The broadest one of the asserted claims is claim 1. The other enforced claims are dependent claims that add additional limitations to claim 1. For the analysis of Motorola's non-options, we can therefore focus on claim 1. In order to avoid infringement of a patent claim, one has to be able to argue that at least one limitation (i.e., claim element) is not infringed. If we look at the limitations of claim 1 one by one, it's not hard to see that none of them can be circumvented. Let's look at the claim as a whole (I'll add letters to each limitation for easier reference) and then at each of its limitations:

  • (a) A mobile device, comprising:

    • (b) an object store;

    • (c) an application program configured to maintain objects on the object store;

    • (d) a user input mechanism configured to receive user input information;

    • (e) a synchronization component configured to synchronize individual objects stored on the object store with remote objects stored on a remote object store;

    • (f) a communications component configured to communicate with a remote device containing the remote object store; and

    • (g) wherein the application program is further configured to generate a meeting object and an electronic mail scheduling request object based on the user input information.

The procedural history of this ITC action is that the parties accepted the plain and ordinary meaning except that they agreed, for the sake of greater clarity, that a "mobile device" -- limitation (a) -- "does not include a laptop computer". That clarification is irrelevant to the Motorola Android situation. It would have been relevant only to an invalidity contention.

Limitation (b), "object store", can be any storage of data objects, be it a highly-structured database or a much simpler kind of store.
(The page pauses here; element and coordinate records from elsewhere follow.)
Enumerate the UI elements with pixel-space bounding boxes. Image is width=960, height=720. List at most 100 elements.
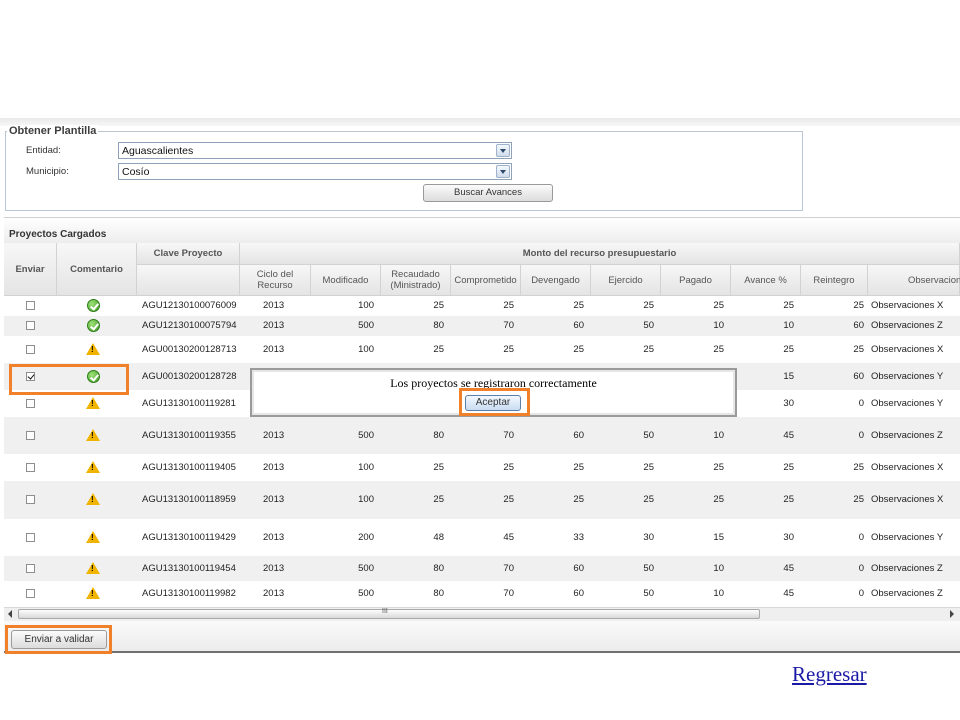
- enviar-checkbox[interactable]: [26, 533, 35, 542]
- modificado-cell: 500: [358, 563, 374, 574]
- warning-icon[interactable]: [86, 493, 100, 505]
- comprometido-cell: 45: [503, 532, 514, 543]
- devengado-cell: 25: [573, 462, 584, 473]
- observaciones-cell: Observaciones Z: [871, 320, 943, 331]
- col-header-ejercido[interactable]: Ejercido: [591, 265, 661, 296]
- warning-icon[interactable]: [86, 397, 100, 409]
- recaudado-cell: 80: [433, 320, 444, 331]
- recaudado-cell: 80: [433, 563, 444, 574]
- enviar-checkbox[interactable]: [26, 321, 35, 330]
- avance-cell: 25: [783, 462, 794, 473]
- recaudado-cell: 80: [433, 430, 444, 441]
- warning-icon[interactable]: [86, 461, 100, 473]
- entidad-select[interactable]: Aguascalientes: [118, 142, 512, 159]
- chevron-down-icon[interactable]: [496, 144, 510, 157]
- reintegro-cell: 25: [853, 300, 864, 311]
- clave-proyecto-cell: AGU12130100075794: [142, 320, 237, 331]
- obtener-plantilla-legend: Obtener Plantilla: [7, 125, 99, 137]
- devengado-cell: 60: [573, 430, 584, 441]
- enviar-checkbox[interactable]: [26, 495, 35, 504]
- devengado-cell: 25: [573, 344, 584, 355]
- observaciones-cell: Observaciones X: [871, 344, 944, 355]
- enviar-checkbox[interactable]: [26, 463, 35, 472]
- scrollbar-thumb[interactable]: [18, 609, 760, 619]
- modificado-cell: 500: [358, 588, 374, 599]
- table-row: AGU13130100119454 2013 500 80 70 60 50 10 45 0 Obs…: [4, 556, 960, 581]
- col-header-ciclo[interactable]: Ciclo del Recurso: [240, 265, 311, 296]
- regresar-link[interactable]: Regresar: [792, 662, 867, 687]
- chevron-down-icon[interactable]: [496, 165, 510, 178]
- col-header-pagado[interactable]: Pagado: [661, 265, 731, 296]
- reintegro-cell: 25: [853, 344, 864, 355]
- reintegro-cell: 0: [858, 563, 864, 574]
- warning-icon[interactable]: [86, 562, 100, 574]
- observaciones-cell: Observaciones X: [871, 300, 944, 311]
- scroll-left-icon[interactable]: [8, 610, 12, 618]
- enviar-checkbox[interactable]: [26, 589, 35, 598]
- table-row: AGU13130100118959 2013 100 25 25 25 25 25 25 25 Ob…: [4, 481, 960, 519]
- warning-icon[interactable]: [86, 587, 100, 599]
- avance-cell: 30: [783, 398, 794, 409]
- col-header-reintegro[interactable]: Reintegro: [801, 265, 868, 296]
- col-header-clave[interactable]: Clave Proyecto: [137, 243, 240, 265]
- warning-icon[interactable]: [86, 343, 100, 355]
- avance-cell: 45: [783, 588, 794, 599]
- comprometido-cell: 25: [503, 300, 514, 311]
- ejercido-cell: 50: [643, 430, 654, 441]
- reintegro-cell: 60: [853, 320, 864, 331]
- col-header-recaudado[interactable]: Recaudado (Ministrado): [381, 265, 451, 296]
- highlight-enviar-a-validar: [5, 625, 112, 654]
- recaudado-cell: 25: [433, 494, 444, 505]
- horizontal-scrollbar[interactable]: III: [4, 607, 960, 621]
- col-header-enviar[interactable]: Enviar: [4, 243, 57, 296]
- proyectos-grid: Enviar Comentario Clave Proyecto Monto d…: [4, 243, 960, 607]
- col-header-comentario[interactable]: Comentario: [57, 243, 137, 296]
- modificado-cell: 200: [358, 532, 374, 543]
- warning-icon[interactable]: [86, 531, 100, 543]
- recaudado-cell: 48: [433, 532, 444, 543]
- recaudado-cell: 25: [433, 344, 444, 355]
- ciclo-cell: 2013: [263, 563, 285, 574]
- enviar-checkbox[interactable]: [26, 345, 35, 354]
- ejercido-cell: 50: [643, 588, 654, 599]
- devengado-cell: 33: [573, 532, 584, 543]
- table-row: AGU13130100119982 2013 500 80 70 60 50 10 45 0 Obs…: [4, 581, 960, 607]
- warning-icon[interactable]: [86, 429, 100, 441]
- modificado-cell: 100: [358, 494, 374, 505]
- enviar-checkbox[interactable]: [26, 431, 35, 440]
- enviar-checkbox[interactable]: [26, 399, 35, 408]
- recaudado-cell: 25: [433, 462, 444, 473]
- scroll-right-icon[interactable]: [950, 610, 954, 618]
- recaudado-cell: 80: [433, 588, 444, 599]
- clave-proyecto-cell: AGU13130100119405: [142, 462, 236, 473]
- table-row: AGU13130100119429 2013 200 48 45 33 30 15 30 0 Obs…: [4, 519, 960, 556]
- ciclo-cell: 2013: [263, 300, 285, 311]
- ciclo-cell: 2013: [263, 430, 285, 441]
- observaciones-cell: Observaciones Z: [871, 588, 943, 599]
- pagado-cell: 25: [713, 344, 724, 355]
- col-header-observaciones[interactable]: Observacion: [868, 265, 960, 296]
- table-row: AGU12130100075794 2013 500 80 70 60 50 10 10 60 Ob…: [4, 316, 960, 336]
- recaudado-cell: 25: [433, 300, 444, 311]
- pagado-cell: 25: [713, 300, 724, 311]
- devengado-cell: 60: [573, 320, 584, 331]
- pagado-cell: 10: [713, 320, 724, 331]
- municipio-select[interactable]: Cosío: [118, 163, 512, 180]
- ejercido-cell: 25: [643, 300, 654, 311]
- enviar-checkbox[interactable]: [26, 301, 35, 310]
- col-header-devengado[interactable]: Devengado: [521, 265, 591, 296]
- check-circle-icon[interactable]: [87, 319, 100, 332]
- reintegro-cell: 25: [853, 494, 864, 505]
- clave-proyecto-cell: AGU13130100119355: [142, 430, 236, 441]
- buscar-avances-button[interactable]: Buscar Avances: [423, 184, 553, 202]
- observaciones-cell: Observaciones X: [871, 494, 944, 505]
- col-header-comprometido[interactable]: Comprometido: [451, 265, 521, 296]
- check-circle-icon[interactable]: [87, 299, 100, 312]
- reintegro-cell: 0: [858, 398, 864, 409]
- col-header-modificado[interactable]: Modificado: [311, 265, 381, 296]
- avance-cell: 25: [783, 494, 794, 505]
- reintegro-cell: 60: [853, 371, 864, 382]
- devengado-cell: 25: [573, 300, 584, 311]
- enviar-checkbox[interactable]: [26, 564, 35, 573]
- col-header-avance[interactable]: Avance %: [731, 265, 801, 296]
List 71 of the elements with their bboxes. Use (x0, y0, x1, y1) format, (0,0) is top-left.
The plain and ordinary meaning of the claim language includes every storage medium from memory to a hard disk.

Limitation (c) defines the app that is used on the mobile device. All apps -- at least al calendar apps -- undoubtedly "maintain objects" on some kind of object store.

Limitation (d) reads on any or all input technologies (keyboard, touchscreen, voice, whatever).
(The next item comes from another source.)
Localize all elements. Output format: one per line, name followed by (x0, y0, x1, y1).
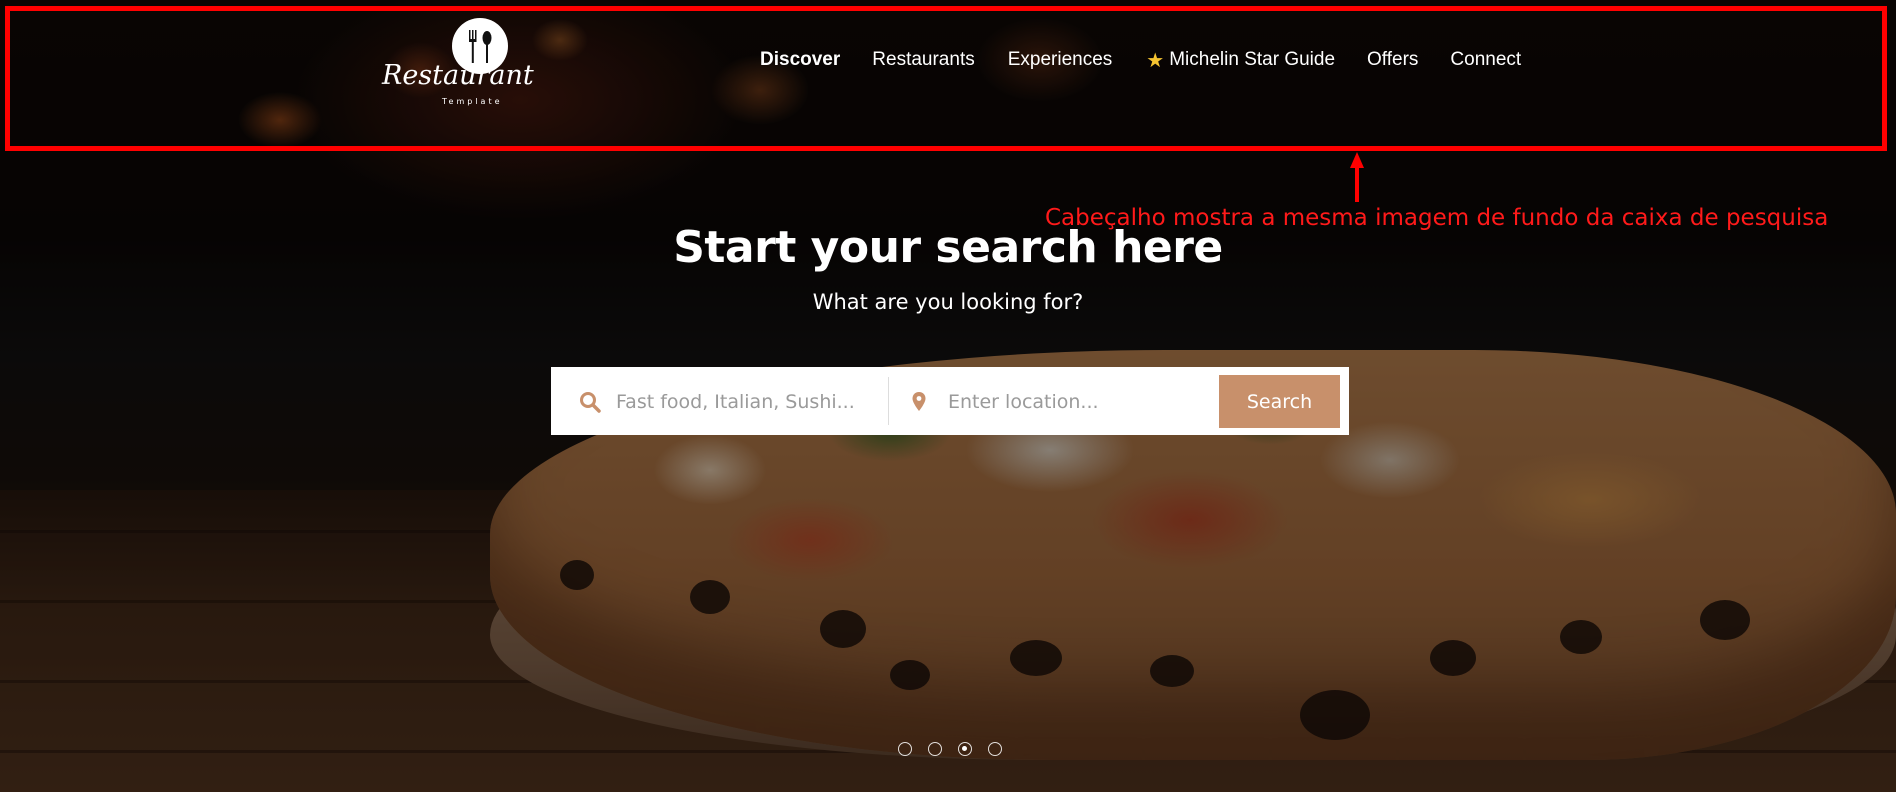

Limitation (e) describes all synchronization between the client and the server, not just one particular synchronization strategy.

Limitation (f) refers to any communications component that will synchronize client and server with respect to the new object.
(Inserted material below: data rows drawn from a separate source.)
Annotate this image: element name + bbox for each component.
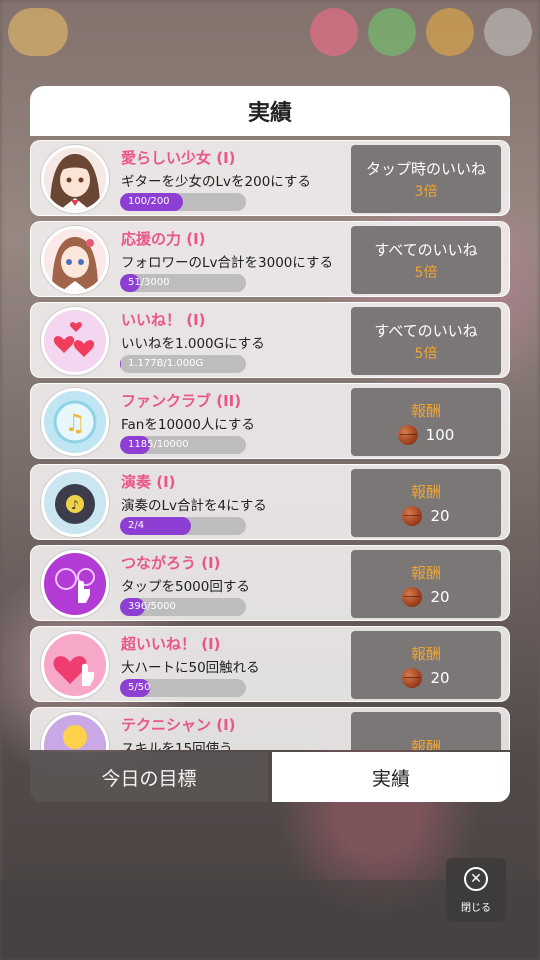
reward-multiplier: 5倍 [414,264,438,281]
tap-icon [41,550,109,618]
progress-text: 1185/10000 [128,439,189,450]
achievement-row: ♫ ファンクラブ (II) Fanを10000人にする 1185/10000 報… [30,383,510,459]
achievement-list[interactable]: 愛らしい少女 (I) ギターを少女のLvを200にする 100/200 タップ時… [30,140,510,750]
coin-icon [402,667,423,688]
achievement-row: いいね！ (I) いいねを1.000Gにする 1.177B/1.000G すべて… [30,302,510,378]
achievement-title: いいね！ (I) [121,311,206,329]
skill-icon [41,712,109,750]
progress-bar: 51/3000 [120,274,246,292]
progress-bar: 2/4 [120,517,246,535]
achievement-row: テクニシャン (I) スキルを15回使う 報酬 [30,707,510,750]
reward-amount: 100 [425,425,455,444]
tab-daily-goals[interactable]: 今日の目標 [30,752,268,802]
coin-icon [397,424,418,445]
close-button[interactable]: ✕ 閉じる [446,858,506,922]
achievement-description: 演奏のLv合計を4にする [121,498,267,514]
reward-button[interactable]: すべてのいいね 5倍 [351,226,501,294]
achievement-title: 応援の力 (I) [121,230,206,248]
achievement-description: ギターを少女のLvを200にする [121,174,311,190]
hud-blur-orange [426,8,474,56]
achievement-description: 大ハートに50回触れる [121,660,260,676]
big-heart-icon [41,631,109,699]
hud-blur-heart [310,8,358,56]
hud-blur-green [368,8,416,56]
reward-multiplier: 3倍 [414,183,438,200]
progress-text: 1.177B/1.000G [128,358,204,369]
reward-amount: 20 [430,587,450,606]
hearts-icon [41,307,109,375]
progress-bar: 100/200 [120,193,246,211]
svg-text:♫: ♫ [64,409,86,437]
reward-text: すべてのいいね [374,240,478,259]
achievement-row: 超いいね！ (I) 大ハートに50回触れる 5/50 報酬 20 [30,626,510,702]
reward-text: すべてのいいね [374,321,478,340]
progress-text: 100/200 [128,196,170,207]
progress-text: 396/5000 [128,601,176,612]
reward-button[interactable]: 報酬 [351,712,501,750]
progress-text: 51/3000 [128,277,170,288]
achievement-row: ♪ 演奏 (I) 演奏のLv合計を4にする 2/4 報酬 20 [30,464,510,540]
progress-bar: 5/50 [120,679,246,697]
close-circle-icon: ✕ [464,866,488,891]
progress-text: 5/50 [128,682,151,693]
achievement-row: つながろう (I) タップを5000回する 396/5000 報酬 20 [30,545,510,621]
reward-text: タップ時のいいね [365,159,486,178]
girl-avatar-icon [41,145,109,213]
svg-text:♪: ♪ [71,498,79,512]
tab-achievements[interactable]: 実績 [272,752,510,802]
hud-blur-gray [484,8,532,56]
reward-button[interactable]: 報酬 100 [351,388,501,456]
reward-button[interactable]: すべてのいいね 5倍 [351,307,501,375]
reward-label: 報酬 [410,563,441,582]
achievement-description: タップを5000回する [121,579,250,595]
reward-label: 報酬 [410,482,441,501]
reward-button[interactable]: 報酬 20 [351,550,501,618]
hud-blur-left [8,8,68,56]
progress-bar: 396/5000 [120,598,246,616]
girl-avatar-icon [41,226,109,294]
progress-bar: 1.177B/1.000G [120,355,246,373]
achievement-title: 演奏 (I) [121,473,176,491]
progress-text: 2/4 [128,520,145,531]
achievement-description: いいねを1.000Gにする [121,336,265,352]
reward-multiplier: 5倍 [414,345,438,362]
reward-label: 報酬 [410,401,441,420]
progress-fill [120,355,122,373]
reward-button[interactable]: 報酬 20 [351,631,501,699]
panel-title: 実績 [30,86,510,136]
achievement-description: スキルを15回使う [121,741,233,750]
achievement-title: ファンクラブ (II) [121,392,242,410]
reward-amount: 20 [430,668,450,687]
progress-bar: 1185/10000 [120,436,246,454]
performance-icon: ♪ [41,469,109,537]
reward-button[interactable]: タップ時のいいね 3倍 [351,145,501,213]
reward-label: 報酬 [410,644,441,663]
achievement-title: 超いいね！ (I) [121,635,221,653]
close-label: 閉じる [461,902,491,914]
coin-icon [402,505,423,526]
coin-icon [402,586,423,607]
achievement-title: テクニシャン (I) [121,716,236,734]
reward-label: 報酬 [410,737,441,751]
reward-button[interactable]: 報酬 20 [351,469,501,537]
reward-amount: 20 [430,506,450,525]
achievement-title: 愛らしい少女 (I) [121,149,236,167]
fanclub-icon: ♫ [41,388,109,456]
achievement-row: 愛らしい少女 (I) ギターを少女のLvを200にする 100/200 タップ時… [30,140,510,216]
achievement-description: Fanを10000人にする [121,417,255,433]
achievement-description: フォロワーのLv合計を3000にする [121,255,334,271]
achievement-title: つながろう (I) [121,554,221,572]
achievement-row: 応援の力 (I) フォロワーのLv合計を3000にする 51/3000 すべての… [30,221,510,297]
Limitation (g) is inevitably infringed if the meeting request is, or can be (the patent only says that the app has to be "configured to" do this), emailed to those invited.

Even the additional limitations of the dependent claims are hard to work around. For example, claim 2 adds the limitation of "a global identifier property uniquely identifying the meeting object among a plurality of other objects", but without such an ID, the system could confuse meeting requests.

The fact that Motorola didn't even dispute infringement (according to page 65 of the initial determination) confirms that the only way to deal with this patent, short of removing the functionality it covers, is to prove the patent invalid. And Motorola didn't manage to convince the ITC of that. That's why the import ban was ordered. Motorola's customers are now going to see the effect once they buy any of the devices that have entered the United States after the import ban takes effect, which it will at midnight.